Yvon Le Maho, directeur de recherche au CNRS et auteur d’une étude critique envers les OGM ne s’étonne pas de ces attaques. « Il avait suffi que j’émette des réserves pour être pris à parti. » Le lobby OGM en cause ?

« C’est une étude faite dans les règles de l’art », poursuit Corinne Lepage. « D’ailleurs, Je suis favorable à son évaluation. Mais pas par les experts européens qui ont eux-mêmes autorisé le NK603. Ils vont être juges et parties. » Le jugement de ces fameux experts de l’agence européenne chargée de la sécurité des aliments (EFSA) est le principal point d’achoppement avec les auteurs de l’étude. En conférence de presse, Gilles-Eric Séralini a ainsi dénié toute autorité  de l’EFSA pour juger son travail.

Des analyses qui en entraîneront d’autres

En France, le Haut Conseil des biotechnologies et l’Agence nationale de sécurité sanitaire de l'alimentation, de l'environnement et du travail (Anses) ont été saisi par le gouvernement. Et le Premier Ministre Jean-Marc Ayrault menace : « Si les résultats sont concluants », Stéphane Le Foll, le ministre de l'Agriculture, « défendra au niveau européen l'interdiction de ces OGM». Un véritable enjeu de santé publique.

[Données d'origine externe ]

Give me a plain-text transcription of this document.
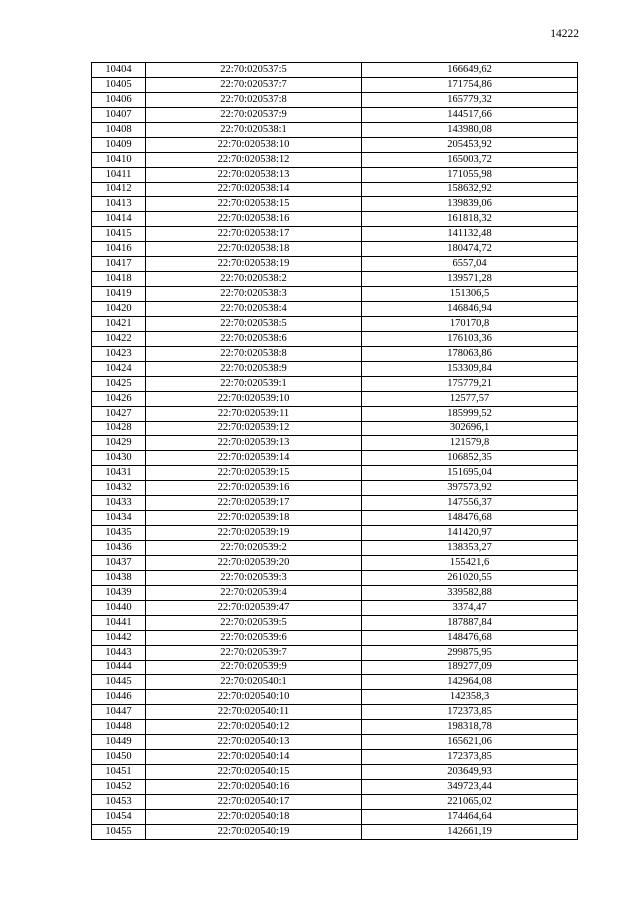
14222
10404	22:70:020537:5	166649,62
10405	22:70:020537:7	171754,86
10406	22:70:020537:8	165779,32
10407	22:70:020537:9	144517,66
10408	22:70:020538:1	143980,08
10409	22:70:020538:10	205453,92
10410	22:70:020538:12	165003,72
10411	22:70:020538:13	171055,98
10412	22:70:020538:14	158632,92
10413	22:70:020538:15	139839,06
10414	22:70:020538:16	161818,32
10415	22:70:020538:17	141132,48
10416	22:70:020538:18	180474,72
10417	22:70:020538:19	6557,04
10418	22:70:020538:2	139571,28
10419	22:70:020538:3	151306,5
10420	22:70:020538:4	146846,94
10421	22:70:020538:5	170170,8
10422	22:70:020538:6	176103,36
10423	22:70:020538:8	178063,86
10424	22:70:020538:9	153309,84
10425	22:70:020539:1	175779,21
10426	22:70:020539:10	12577,57
10427	22:70:020539:11	185999,52
10428	22:70:020539:12	302696,1
10429	22:70:020539:13	121579,8
10430	22:70:020539:14	106852,35
10431	22:70:020539:15	151695,04
10432	22:70:020539:16	397573,92
10433	22:70:020539:17	147556,37
10434	22:70:020539:18	148476,68
10435	22:70:020539:19	141420,97
10436	22:70:020539:2	138353,27
10437	22:70:020539:20	155421,6
10438	22:70:020539:3	261020,55
10439	22:70:020539:4	339582,88
10440	22:70:020539:47	3374,47
10441	22:70:020539:5	187887,84
10442	22:70:020539:6	148476,68
10443	22:70:020539:7	299875,95
10444	22:70:020539:9	189277,09
10445	22:70:020540:1	142964,08
10446	22:70:020540:10	142358,3
10447	22:70:020540:11	172373,85
10448	22:70:020540:12	198318,78
10449	22:70:020540:13	165621,06
10450	22:70:020540:14	172373,85
10451	22:70:020540:15	203649,93
10452	22:70:020540:16	349723,44
10453	22:70:020540:17	221065,02
10454	22:70:020540:18	174464,64
10455	22:70:020540:19	142661,19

« Nous allons refaire les analyses avec toutes les données brutes », promet Catherine Berstein. « D’ailleurs, les auteurs ont eux-mêmes précisé qu’ils n’avaient publiés que les informations pertinentes. » Critiquée mais salutaire selon Yvon Le Maho. « Cette étude a au moins le mérite d’avoir été faite sur un temps long. C’était nécessaire et ça va en entraîner d’autres.» Premiers éléments de réponse dans les semaines qui viennent.